Pour les Maasaï, la joie est un point de départ, pas un objectif.

Elle est le signe du lien vivant qui les unit à leur déesse-mère, source de toute vie.

La gratitude nourrit la joie, qui, à son tour, renforce le sentiment de gratitude.

Se réjouir des petits riens, seul ou avec d’autres, mettre en lumière ce qui fonctionne, faire preuve d’humour sont autant de pratiques qui entretiennent chaque jour la joie de vivre.
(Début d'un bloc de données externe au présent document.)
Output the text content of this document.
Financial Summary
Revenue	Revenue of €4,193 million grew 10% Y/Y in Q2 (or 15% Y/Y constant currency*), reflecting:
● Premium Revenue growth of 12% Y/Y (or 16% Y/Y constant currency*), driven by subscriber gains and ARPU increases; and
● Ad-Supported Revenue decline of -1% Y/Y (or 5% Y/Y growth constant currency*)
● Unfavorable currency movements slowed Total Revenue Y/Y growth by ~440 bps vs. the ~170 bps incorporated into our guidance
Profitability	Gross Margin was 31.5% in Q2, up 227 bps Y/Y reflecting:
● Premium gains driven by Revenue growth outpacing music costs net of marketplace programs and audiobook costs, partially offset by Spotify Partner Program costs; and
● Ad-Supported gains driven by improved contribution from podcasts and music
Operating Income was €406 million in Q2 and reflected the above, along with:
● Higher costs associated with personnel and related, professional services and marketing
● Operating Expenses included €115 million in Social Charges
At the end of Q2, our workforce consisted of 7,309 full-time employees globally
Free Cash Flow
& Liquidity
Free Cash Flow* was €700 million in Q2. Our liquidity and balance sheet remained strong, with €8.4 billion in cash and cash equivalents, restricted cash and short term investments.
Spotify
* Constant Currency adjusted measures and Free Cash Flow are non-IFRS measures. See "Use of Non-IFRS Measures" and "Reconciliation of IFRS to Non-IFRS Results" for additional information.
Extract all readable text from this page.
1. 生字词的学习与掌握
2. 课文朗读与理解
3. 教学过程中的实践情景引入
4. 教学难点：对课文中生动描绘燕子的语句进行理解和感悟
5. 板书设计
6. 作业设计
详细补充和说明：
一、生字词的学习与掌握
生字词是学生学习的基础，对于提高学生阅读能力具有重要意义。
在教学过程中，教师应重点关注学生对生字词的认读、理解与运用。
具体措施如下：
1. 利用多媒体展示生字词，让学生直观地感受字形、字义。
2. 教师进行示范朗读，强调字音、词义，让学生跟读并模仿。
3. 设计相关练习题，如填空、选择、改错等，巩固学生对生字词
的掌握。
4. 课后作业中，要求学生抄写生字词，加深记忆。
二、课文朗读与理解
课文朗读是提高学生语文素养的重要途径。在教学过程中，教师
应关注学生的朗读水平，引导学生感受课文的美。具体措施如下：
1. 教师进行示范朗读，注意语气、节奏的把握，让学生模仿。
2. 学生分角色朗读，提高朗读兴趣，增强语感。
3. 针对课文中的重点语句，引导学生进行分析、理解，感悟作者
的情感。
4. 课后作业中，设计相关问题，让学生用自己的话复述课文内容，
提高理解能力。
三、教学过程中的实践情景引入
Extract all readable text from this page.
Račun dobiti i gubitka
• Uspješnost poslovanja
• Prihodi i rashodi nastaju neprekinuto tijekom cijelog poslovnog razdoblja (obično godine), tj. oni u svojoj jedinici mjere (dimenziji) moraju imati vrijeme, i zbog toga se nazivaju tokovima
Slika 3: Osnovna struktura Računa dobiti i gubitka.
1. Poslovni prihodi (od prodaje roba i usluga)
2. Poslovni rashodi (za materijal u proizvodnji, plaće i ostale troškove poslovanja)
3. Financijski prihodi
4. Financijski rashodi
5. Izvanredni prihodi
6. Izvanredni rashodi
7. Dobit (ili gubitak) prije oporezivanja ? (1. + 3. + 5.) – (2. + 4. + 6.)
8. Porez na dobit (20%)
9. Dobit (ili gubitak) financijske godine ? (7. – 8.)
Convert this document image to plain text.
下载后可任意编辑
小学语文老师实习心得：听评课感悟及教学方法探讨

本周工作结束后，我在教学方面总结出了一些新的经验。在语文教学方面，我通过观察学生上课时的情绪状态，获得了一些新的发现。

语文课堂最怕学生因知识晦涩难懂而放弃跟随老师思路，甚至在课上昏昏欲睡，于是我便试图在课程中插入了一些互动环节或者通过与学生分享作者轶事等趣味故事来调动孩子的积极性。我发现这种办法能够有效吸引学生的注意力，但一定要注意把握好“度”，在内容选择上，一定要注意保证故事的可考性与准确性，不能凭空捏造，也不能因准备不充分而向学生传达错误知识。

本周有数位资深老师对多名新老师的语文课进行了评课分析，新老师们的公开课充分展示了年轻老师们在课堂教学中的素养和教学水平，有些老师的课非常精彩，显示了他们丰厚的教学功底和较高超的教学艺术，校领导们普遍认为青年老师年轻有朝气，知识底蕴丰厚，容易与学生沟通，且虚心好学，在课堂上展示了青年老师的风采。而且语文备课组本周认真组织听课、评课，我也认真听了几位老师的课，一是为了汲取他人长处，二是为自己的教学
Être dans la joie pour les Massaï, c’est également une forme politesse à l’égard des autres, elle génère un confort relationnel dont chacun profite – une posture qui emmène souvent les Maasaï à annoncer une mauvaise nouvelle en la «noyant» entre les bonnes.
Cette disposition adoucit la communication; elle soulage le cœur de celui qui reçoit la mauvaise nouvelle et allège le poids de celui qui est chargé de la lui transmettre.
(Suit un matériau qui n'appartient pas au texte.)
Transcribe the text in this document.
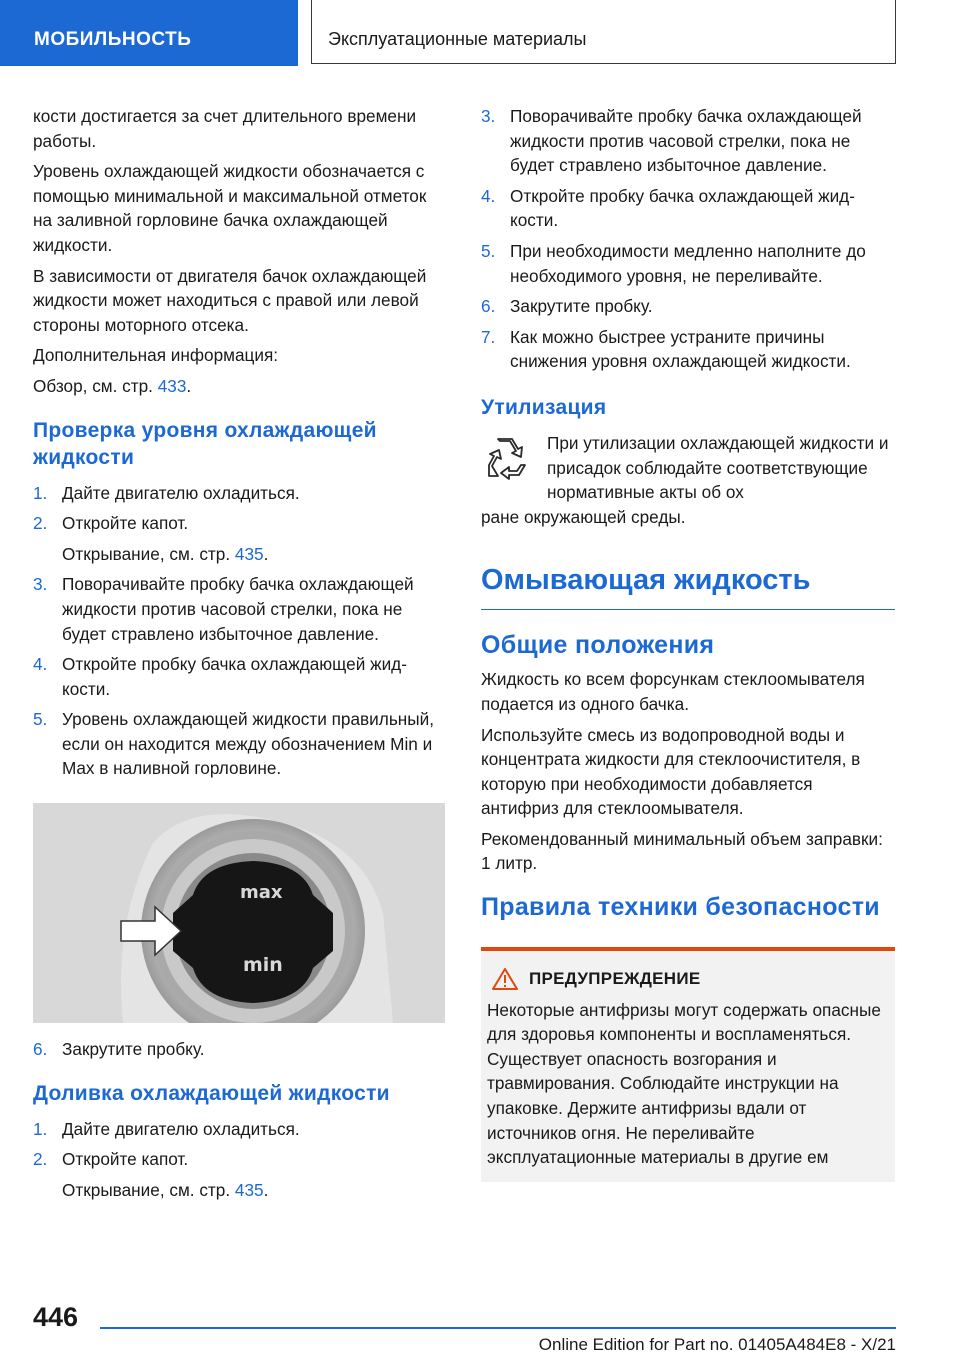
МОБИЛЬНОСТЬ	Эксплуатационные материалы

кости достигается за счет длительного времени работы.

Уровень охлаждающей жидкости обозначается с помощью минимальной и максимальной отметок на заливной горловине бачка охлаждающей жидкости.

В зависимости от двигателя бачок охлаждающей жидкости может находиться с правой или левой стороны моторного отсека.

Дополнительная информация:

Обзор, см. стр. 433.

Проверка уровня охлаждающей жидкости
1. Дайте двигателю охладиться.
2. Откройте капот.
Открывание, см. стр. 435.
3. Поворачивайте пробку бачка охлаждающей жидкости против часовой стрелки, пока не будет стравлено избыточное давление.
4. Откройте пробку бачка охлаждающей жидкости.
5. Уровень охлаждающей жидкости правильный, если он находится между обозначением Min и Max в наливной горловине.
max
min
6. Закрутите пробку.
Доливка охлаждающей жидкости
1. Дайте двигателю охладиться.
2. Откройте капот.
Открывание, см. стр. 435.
3. Поворачивайте пробку бачка охлаждающей жидкости против часовой стрелки, пока не будет стравлено избыточное давление.
4. Откройте пробку бачка охлаждающей жидкости.
5. При необходимости медленно наполните до необходимого уровня, не переливайте.
6. Закрутите пробку.
7. Как можно быстрее устраните причины снижения уровня охлаждающей жидкости.
Утилизация

При утилизации охлаждающей жидкости и присадок соблюдайте соответствующие нормативные акты об ох

ране окружающей среды.

Омывающая жидкость
Общие положения

Жидкость ко всем форсункам стеклоомывателя подается из одного бачка.

Используйте смесь из водопроводной воды и концентрата жидкости для стеклоочистителя, в которую при необходимости добавляется антифриз для стеклоомывателя.

Рекомендованный минимальный объем заправки: 1 литр.

Правила техники безопасности
ПРЕДУПРЕЖДЕНИЕ

Некоторые антифризы могут содержать опасные для здоровья компоненты и воспламеняться. Существует опасность возгорания и травмирования. Соблюдайте инструкции на упаковке. Держите антифризы вдали от источников огня. Не переливайте эксплуатационные материалы в другие ем

446
Online Edition for Part no. 01405A484E8 - X/21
Dans la pratique, nous ne sommes pas égaux face à la joie, nous naissons avec les dispositions différentes, mais l’on peut modifier son regard sur la vie à n’importe quel âge.
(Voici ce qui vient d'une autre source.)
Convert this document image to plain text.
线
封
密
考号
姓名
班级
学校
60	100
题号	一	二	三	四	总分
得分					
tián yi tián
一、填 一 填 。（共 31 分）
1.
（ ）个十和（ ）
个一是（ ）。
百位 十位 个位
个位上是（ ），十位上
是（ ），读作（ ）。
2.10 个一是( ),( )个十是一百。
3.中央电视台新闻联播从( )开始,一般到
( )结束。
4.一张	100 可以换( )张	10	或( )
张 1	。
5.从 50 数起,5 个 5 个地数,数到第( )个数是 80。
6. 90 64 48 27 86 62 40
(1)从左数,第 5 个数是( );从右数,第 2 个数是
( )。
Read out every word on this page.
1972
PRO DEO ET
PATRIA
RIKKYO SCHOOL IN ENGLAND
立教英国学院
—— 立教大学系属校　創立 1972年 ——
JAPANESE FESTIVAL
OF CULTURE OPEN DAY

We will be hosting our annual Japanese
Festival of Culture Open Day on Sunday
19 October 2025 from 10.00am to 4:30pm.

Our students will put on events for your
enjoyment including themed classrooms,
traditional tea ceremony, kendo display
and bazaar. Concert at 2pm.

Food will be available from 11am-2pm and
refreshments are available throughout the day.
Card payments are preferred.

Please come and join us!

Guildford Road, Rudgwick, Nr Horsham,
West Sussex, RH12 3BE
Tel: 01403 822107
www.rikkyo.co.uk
La gratitude vient de la prise de conscience de faits, aussi imperceptibles soient-ils: un inconnu qui a un geste généreux, un égard pour vous; un sourire échangé, un moment amical partagé, un compliment.

Observez, enregistrez ces faits qui vous sont offerts gratuitement, et soyez-en reconnaissant intérieurement.
À votre tour, sans rien attendre en échange, donnez du temps, des mots d’encouragements, un conseil à un tiers.

La prise de conscience de ces belles choses vous permettra d’accepter la survenue d’une mauvaise nouvelle ou d’un désagrément. «enserrez» ce fait négatif entre des faits positifs, cela diminuera sa portée et vous donnera une vision plus positive.
Et chaque matin quand vous vous levez, identifiez une chose qui vous fera sourire et, quoi qu’il advienne, faites tout votre possible pour accomplir cette chose.

«Je suis joyeux pour découvrir que je suis né pour être heureux.»